What's So Strange About Standing Up To China?

"Weird bunch," huh? ("Don't let this weird bunch dictate America's China policy," Economic Viewpoint, June 16). I guess it's "weird" to be concerned about those who are being tortured, imprisoned, or murdered for their religious beliefs by a regime that forces women to have abortions and forcibly sterilizes them.

We all talk a good game about the gallantry of that one student facing a column of tanks at Tiananmen Square, but when it comes to putting that sentiment on the line, we can write a page of rationalizations. We have had people down through history who could find an economic rationalization for staying within the British Empire, for keeping slavery, for isolationism during World War II, for accommodating a brutal regime in the Soviet Union, and on and on. And yet here we are, the wealthiest nation in the world--and a morally bankrupt one.

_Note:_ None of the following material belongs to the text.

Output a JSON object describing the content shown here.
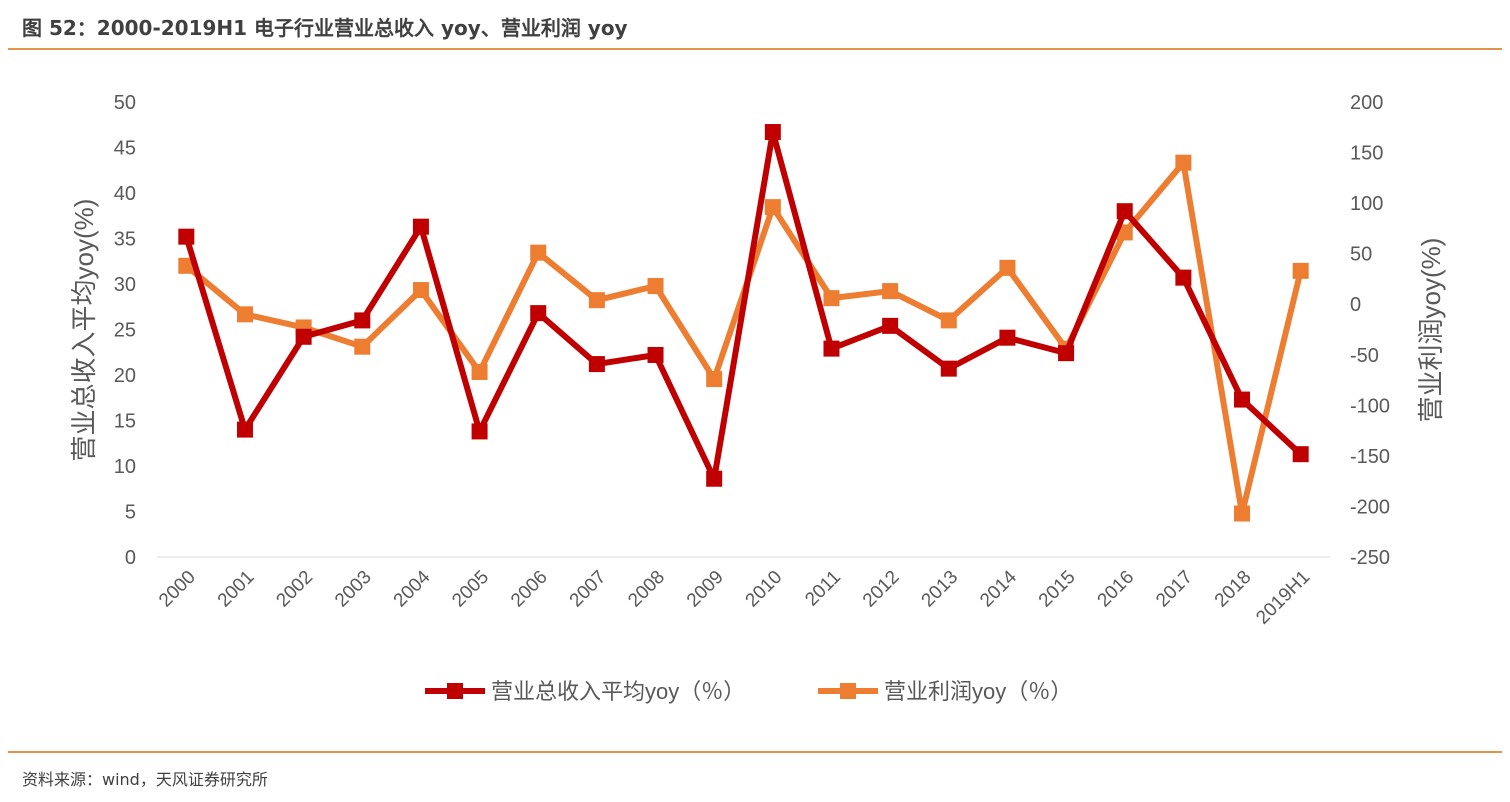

Where would your columnist Rudi Dornbusch draw the line? Most-favored-nation status is for civilized countries that choose to behave as economic partners, not for those that torture their citizens for their religious beliefs and who physically punish their women for having babies. Let's take a stand, just once. Let's put aside the stone heart of a capitalist, come together, and do something to show that the U.S. can also assume the moral leadership of the world. If that's "weird," I stand accused--and proud.

James A. Driskell

Brockton, Mass.

Rudi Dornbusch makes a compelling case that China should be engaged, not isolated. It's a pity that, like most Americans who have made that argument, he lacks the courage to extend his argument to Cuba.

Rohan Oberoi

Somerville, Mass.

Rudi Dornbusch characterizes those of us supporting revocation of most-favored-nation status for China as a "weird...coalition" with "fringe agendas." How much weirder is an alliance between the Family Research Council and the AFL-CIO than one between the Chinese communists and American capitalists?

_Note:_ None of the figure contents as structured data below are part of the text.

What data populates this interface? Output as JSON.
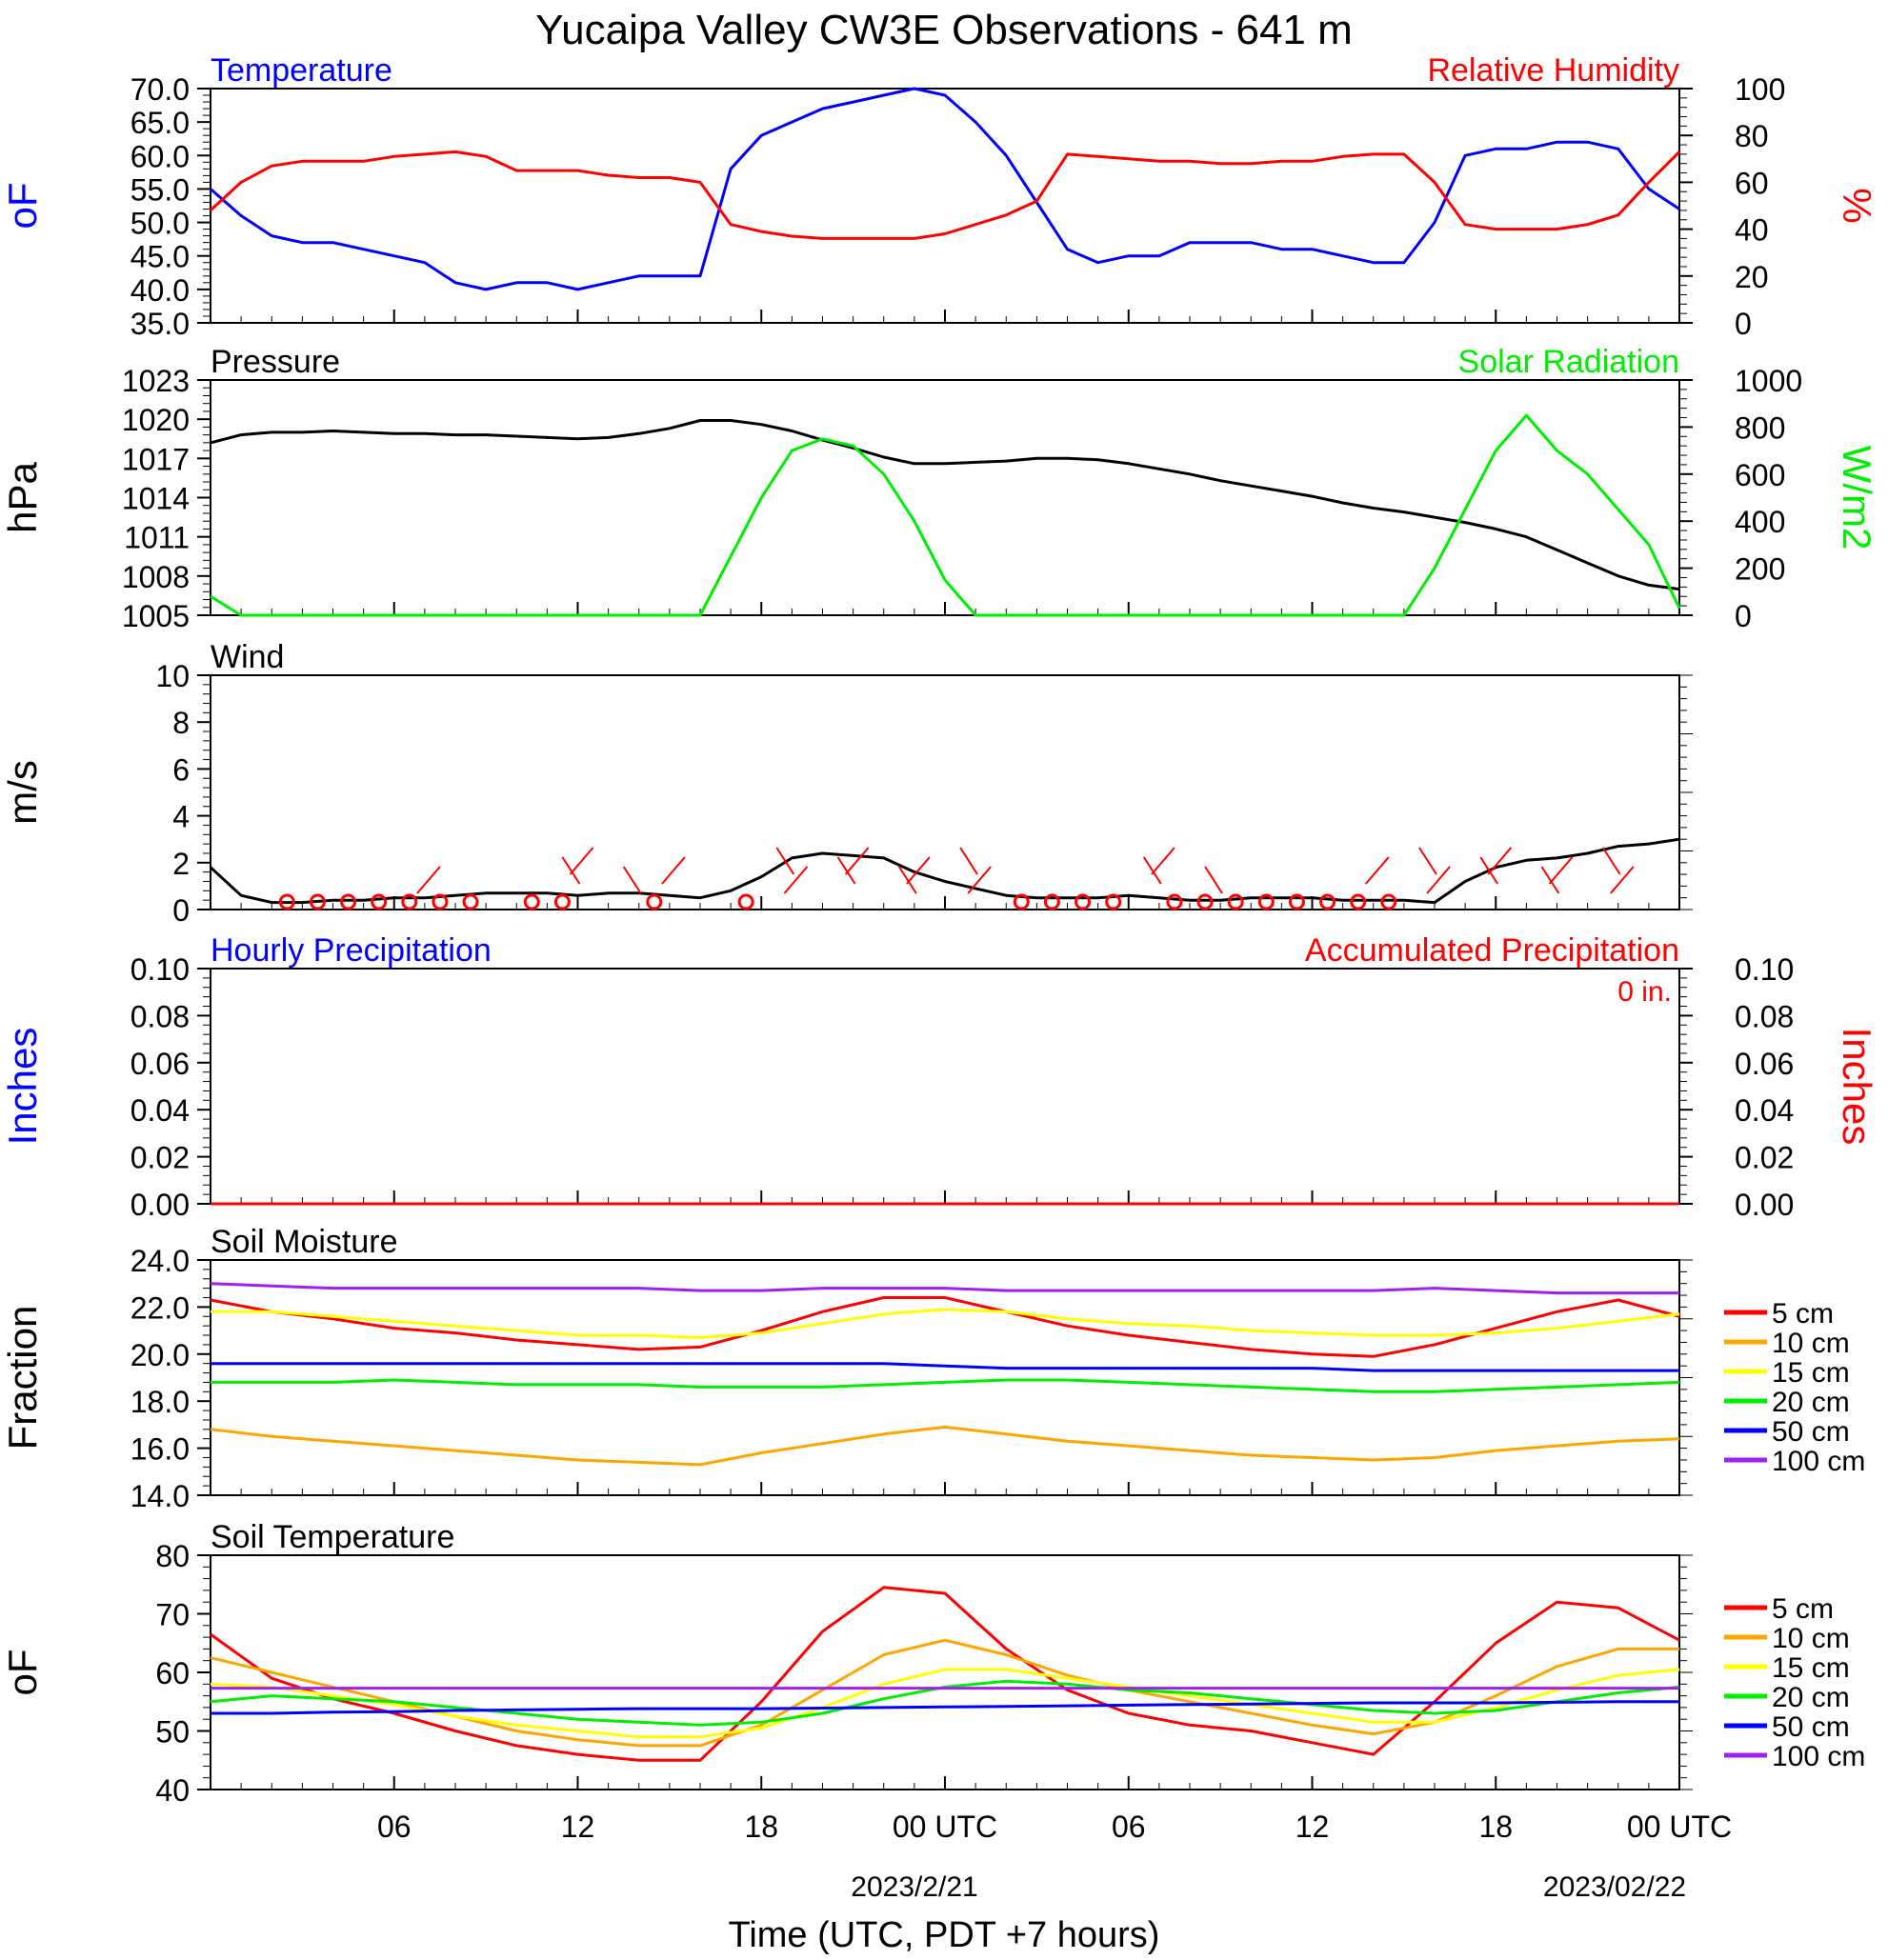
{
  "title": "Yucaipa Valley CW3E Observations - 641 m",
  "x_axis": {
    "ticks": [
      "06",
      "12",
      "18",
      "00 UTC",
      "06",
      "12",
      "18",
      "00 UTC"
    ],
    "date_labels": [
      "2023/2/21",
      "2023/02/22"
    ],
    "label": "Time (UTC, PDT +7 hours)"
  },
  "colors": {
    "temperature": "#0000ff",
    "humidity": "#ff0000",
    "pressure": "#000000",
    "solar": "#00ee00",
    "wind": "#000000",
    "barbs": "#ff0000",
    "hourly_precip": "#0000ff",
    "accum_precip": "#ff0000",
    "soil_5cm": "#ff0000",
    "soil_10cm": "#ffa500",
    "soil_15cm": "#ffff00",
    "soil_20cm": "#00ee00",
    "soil_50cm": "#0000ff",
    "soil_100cm": "#a020f0"
  },
  "chart_data": [
    {
      "type": "line",
      "panel": "temperature_humidity",
      "left_title": "Temperature",
      "right_title": "Relative Humidity",
      "ylabel_left": "oF",
      "ylabel_right": "%",
      "ylim_left": [
        35,
        70
      ],
      "ylim_right": [
        0,
        100
      ],
      "left_ticks": [
        "70.0",
        "65.0",
        "60.0",
        "55.0",
        "50.0",
        "45.0",
        "40.0",
        "35.0"
      ],
      "right_ticks": [
        "100",
        "80",
        "60",
        "40",
        "20",
        "0"
      ],
      "x_hours": [
        0,
        1,
        2,
        3,
        4,
        5,
        6,
        7,
        8,
        9,
        10,
        11,
        12,
        13,
        14,
        15,
        16,
        17,
        18,
        19,
        20,
        21,
        22,
        23,
        24,
        25,
        26,
        27,
        28,
        29,
        30,
        31,
        32,
        33,
        34,
        35,
        36,
        37,
        38,
        39,
        40,
        41,
        42,
        43,
        44,
        45,
        46,
        47,
        48
      ],
      "series": [
        {
          "name": "Temperature",
          "axis": "left",
          "values": [
            55,
            51,
            48,
            47,
            47,
            46,
            45,
            44,
            41,
            40,
            41,
            41,
            40,
            41,
            42,
            42,
            42,
            58,
            63,
            65,
            67,
            68,
            69,
            70,
            69,
            65,
            60,
            53,
            46,
            44,
            45,
            45,
            47,
            47,
            47,
            46,
            46,
            45,
            44,
            44,
            50,
            60,
            61,
            61,
            62,
            62,
            61,
            55,
            52
          ]
        },
        {
          "name": "Relative Humidity",
          "axis": "right",
          "values": [
            48,
            60,
            67,
            69,
            69,
            69,
            71,
            72,
            73,
            71,
            65,
            65,
            65,
            63,
            62,
            62,
            60,
            42,
            39,
            37,
            36,
            36,
            36,
            36,
            38,
            42,
            46,
            52,
            72,
            71,
            70,
            69,
            69,
            68,
            68,
            69,
            69,
            71,
            72,
            72,
            60,
            42,
            40,
            40,
            40,
            42,
            46,
            60,
            73
          ]
        }
      ]
    },
    {
      "type": "line",
      "panel": "pressure_solar",
      "left_title": "Pressure",
      "right_title": "Solar Radiation",
      "ylabel_left": "hPa",
      "ylabel_right": "W/m2",
      "ylim_left": [
        1005,
        1023
      ],
      "ylim_right": [
        0,
        1000
      ],
      "left_ticks": [
        "1023",
        "1020",
        "1017",
        "1014",
        "1011",
        "1008",
        "1005"
      ],
      "right_ticks": [
        "1000",
        "800",
        "600",
        "400",
        "200",
        "0"
      ],
      "x_hours": [
        0,
        1,
        2,
        3,
        4,
        5,
        6,
        7,
        8,
        9,
        10,
        11,
        12,
        13,
        14,
        15,
        16,
        17,
        18,
        19,
        20,
        21,
        22,
        23,
        24,
        25,
        26,
        27,
        28,
        29,
        30,
        31,
        32,
        33,
        34,
        35,
        36,
        37,
        38,
        39,
        40,
        41,
        42,
        43,
        44,
        45,
        46,
        47,
        48
      ],
      "series": [
        {
          "name": "Pressure",
          "axis": "left",
          "values": [
            1018.2,
            1018.8,
            1019,
            1019,
            1019.1,
            1019,
            1018.9,
            1018.9,
            1018.8,
            1018.8,
            1018.7,
            1018.6,
            1018.5,
            1018.6,
            1018.9,
            1019.3,
            1019.9,
            1019.9,
            1019.6,
            1019.1,
            1018.4,
            1017.8,
            1017.1,
            1016.6,
            1016.6,
            1016.7,
            1016.8,
            1017,
            1017,
            1016.9,
            1016.6,
            1016.2,
            1015.8,
            1015.3,
            1014.9,
            1014.5,
            1014.1,
            1013.6,
            1013.2,
            1012.9,
            1012.5,
            1012.1,
            1011.6,
            1011,
            1010,
            1009,
            1008,
            1007.3,
            1007
          ]
        },
        {
          "name": "Solar Radiation",
          "axis": "right",
          "values": [
            80,
            0,
            0,
            0,
            0,
            0,
            0,
            0,
            0,
            0,
            0,
            0,
            0,
            0,
            0,
            0,
            0,
            250,
            500,
            700,
            750,
            720,
            600,
            400,
            150,
            0,
            0,
            0,
            0,
            0,
            0,
            0,
            0,
            0,
            0,
            0,
            0,
            0,
            0,
            0,
            200,
            450,
            700,
            850,
            700,
            600,
            450,
            300,
            30
          ]
        }
      ]
    },
    {
      "type": "line",
      "panel": "wind",
      "left_title": "Wind",
      "ylabel_left": "m/s",
      "ylim_left": [
        0,
        10
      ],
      "left_ticks": [
        "10",
        "8",
        "6",
        "4",
        "2",
        "0"
      ],
      "x_hours": [
        0,
        1,
        2,
        3,
        4,
        5,
        6,
        7,
        8,
        9,
        10,
        11,
        12,
        13,
        14,
        15,
        16,
        17,
        18,
        19,
        20,
        21,
        22,
        23,
        24,
        25,
        26,
        27,
        28,
        29,
        30,
        31,
        32,
        33,
        34,
        35,
        36,
        37,
        38,
        39,
        40,
        41,
        42,
        43,
        44,
        45,
        46,
        47,
        48
      ],
      "series": [
        {
          "name": "Wind",
          "axis": "left",
          "values": [
            1.8,
            0.6,
            0.3,
            0.3,
            0.4,
            0.4,
            0.5,
            0.5,
            0.6,
            0.7,
            0.7,
            0.7,
            0.6,
            0.7,
            0.7,
            0.6,
            0.5,
            0.8,
            1.4,
            2.2,
            2.4,
            2.3,
            2.2,
            1.6,
            1.2,
            0.9,
            0.6,
            0.5,
            0.5,
            0.5,
            0.6,
            0.5,
            0.4,
            0.4,
            0.5,
            0.5,
            0.5,
            0.4,
            0.4,
            0.4,
            0.3,
            1.2,
            1.8,
            2.1,
            2.2,
            2.4,
            2.7,
            2.8,
            3.0
          ]
        }
      ],
      "calm_marker_hours": [
        2,
        3,
        4,
        5,
        6,
        7,
        8,
        10,
        11,
        14,
        17,
        26,
        27,
        28,
        29,
        31,
        32,
        33,
        34,
        35,
        36,
        37,
        38
      ],
      "barb_hours": [
        7,
        11,
        12,
        13,
        15,
        18,
        19,
        20,
        21,
        22,
        23,
        24,
        25,
        30,
        31,
        32,
        38,
        39,
        40,
        41,
        42,
        43,
        44,
        45,
        46
      ]
    },
    {
      "type": "line",
      "panel": "precipitation",
      "left_title": "Hourly Precipitation",
      "right_title": "Accumulated Precipitation",
      "total_label": "0 in.",
      "ylabel_left": "Inches",
      "ylabel_right": "Inches",
      "ylim_left": [
        0,
        0.1
      ],
      "ylim_right": [
        0,
        0.1
      ],
      "left_ticks": [
        "0.10",
        "0.08",
        "0.06",
        "0.04",
        "0.02",
        "0.00"
      ],
      "right_ticks": [
        "0.10",
        "0.08",
        "0.06",
        "0.04",
        "0.02",
        "0.00"
      ],
      "x_hours": [
        0,
        48
      ],
      "series": [
        {
          "name": "Hourly Precipitation",
          "axis": "left",
          "values": [
            0,
            0
          ]
        },
        {
          "name": "Accumulated Precipitation",
          "axis": "right",
          "values": [
            0,
            0
          ]
        }
      ]
    },
    {
      "type": "line",
      "panel": "soil_moisture",
      "left_title": "Soil Moisture",
      "ylabel_left": "Fraction",
      "ylim_left": [
        14,
        24
      ],
      "left_ticks": [
        "24.0",
        "22.0",
        "20.0",
        "18.0",
        "16.0",
        "14.0"
      ],
      "x_hours": [
        0,
        2,
        4,
        6,
        8,
        10,
        12,
        14,
        16,
        18,
        20,
        22,
        24,
        26,
        28,
        30,
        32,
        34,
        36,
        38,
        40,
        42,
        44,
        46,
        48
      ],
      "series": [
        {
          "name": "5 cm",
          "values": [
            22.3,
            21.8,
            21.5,
            21.1,
            20.9,
            20.6,
            20.4,
            20.2,
            20.3,
            21,
            21.8,
            22.4,
            22.4,
            21.8,
            21.2,
            20.8,
            20.5,
            20.2,
            20,
            19.9,
            20.4,
            21.1,
            21.8,
            22.3,
            21.6
          ]
        },
        {
          "name": "10 cm",
          "values": [
            16.8,
            16.5,
            16.3,
            16.1,
            15.9,
            15.7,
            15.5,
            15.4,
            15.3,
            15.8,
            16.2,
            16.6,
            16.9,
            16.6,
            16.3,
            16.1,
            15.9,
            15.7,
            15.6,
            15.5,
            15.6,
            15.9,
            16.1,
            16.3,
            16.4
          ]
        },
        {
          "name": "15 cm",
          "values": [
            21.8,
            21.8,
            21.6,
            21.4,
            21.2,
            21,
            20.8,
            20.8,
            20.7,
            20.9,
            21.3,
            21.7,
            21.9,
            21.8,
            21.5,
            21.3,
            21.2,
            21,
            20.9,
            20.8,
            20.8,
            20.9,
            21.1,
            21.4,
            21.7
          ]
        },
        {
          "name": "20 cm",
          "values": [
            18.8,
            18.8,
            18.8,
            18.9,
            18.8,
            18.7,
            18.7,
            18.7,
            18.6,
            18.6,
            18.6,
            18.7,
            18.8,
            18.9,
            18.9,
            18.8,
            18.7,
            18.6,
            18.5,
            18.4,
            18.4,
            18.5,
            18.6,
            18.7,
            18.8
          ]
        },
        {
          "name": "50 cm",
          "values": [
            19.6,
            19.6,
            19.6,
            19.6,
            19.6,
            19.6,
            19.6,
            19.6,
            19.6,
            19.6,
            19.6,
            19.6,
            19.5,
            19.4,
            19.4,
            19.4,
            19.4,
            19.4,
            19.4,
            19.3,
            19.3,
            19.3,
            19.3,
            19.3,
            19.3
          ]
        },
        {
          "name": "100 cm",
          "values": [
            23.0,
            22.9,
            22.8,
            22.8,
            22.8,
            22.8,
            22.8,
            22.8,
            22.7,
            22.7,
            22.8,
            22.8,
            22.8,
            22.7,
            22.7,
            22.7,
            22.7,
            22.7,
            22.7,
            22.7,
            22.8,
            22.7,
            22.6,
            22.6,
            22.6
          ]
        }
      ]
    },
    {
      "type": "line",
      "panel": "soil_temperature",
      "left_title": "Soil Temperature",
      "ylabel_left": "oF",
      "ylim_left": [
        40,
        80
      ],
      "left_ticks": [
        "80",
        "70",
        "60",
        "50",
        "40"
      ],
      "x_hours": [
        0,
        2,
        4,
        6,
        8,
        10,
        12,
        14,
        16,
        18,
        20,
        22,
        24,
        26,
        28,
        30,
        32,
        34,
        36,
        38,
        40,
        42,
        44,
        46,
        48
      ],
      "series": [
        {
          "name": "5 cm",
          "values": [
            66.5,
            59,
            55.5,
            53,
            50,
            47.5,
            46,
            45,
            45,
            55,
            67,
            74.5,
            73.5,
            64,
            57,
            53,
            51,
            50,
            48,
            46,
            55,
            65,
            72,
            71,
            65.5
          ]
        },
        {
          "name": "10 cm",
          "values": [
            62.5,
            60,
            57.5,
            55,
            52.5,
            50,
            48.5,
            47.5,
            47.5,
            51,
            57,
            63,
            65.5,
            63,
            59.5,
            57,
            55,
            53,
            51,
            49.5,
            51.5,
            56,
            61,
            64,
            64
          ]
        },
        {
          "name": "15 cm",
          "values": [
            58,
            57.5,
            56,
            54.5,
            52.5,
            51,
            50,
            49,
            49,
            50.5,
            54,
            58,
            60.5,
            60.5,
            59,
            57.5,
            56,
            54.5,
            53,
            51.5,
            51.5,
            54,
            57,
            59.5,
            60.5
          ]
        },
        {
          "name": "20 cm",
          "values": [
            55,
            56,
            55.5,
            55,
            54,
            53,
            52,
            51.5,
            51,
            51.5,
            53,
            55.5,
            57.5,
            58.5,
            58,
            57,
            56.5,
            55.5,
            54.5,
            53.5,
            53,
            53.5,
            55,
            56.5,
            57.5
          ]
        },
        {
          "name": "50 cm",
          "values": [
            53,
            53,
            53.2,
            53.3,
            53.5,
            53.6,
            53.7,
            53.8,
            53.8,
            53.8,
            53.9,
            54,
            54.1,
            54.2,
            54.3,
            54.4,
            54.5,
            54.6,
            54.7,
            54.8,
            54.8,
            54.8,
            54.9,
            55,
            55
          ]
        },
        {
          "name": "100 cm",
          "values": [
            57.3,
            57.3,
            57.3,
            57.3,
            57.3,
            57.3,
            57.3,
            57.3,
            57.3,
            57.3,
            57.3,
            57.3,
            57.3,
            57.3,
            57.3,
            57.3,
            57.3,
            57.3,
            57.3,
            57.3,
            57.3,
            57.3,
            57.3,
            57.3,
            57.3
          ]
        }
      ]
    }
  ]
}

The core of Mr. Dornbusch's position seems to be that it is useless to hold "the predominant world power of the next century" accountable via trade policy. Mr. Dornbusch may or may not be right in this prediction, but the history of American foreign policy furnishes many examples of the American people rising above economic advantage and power worship. That's what the most-favored-nation status debate is about.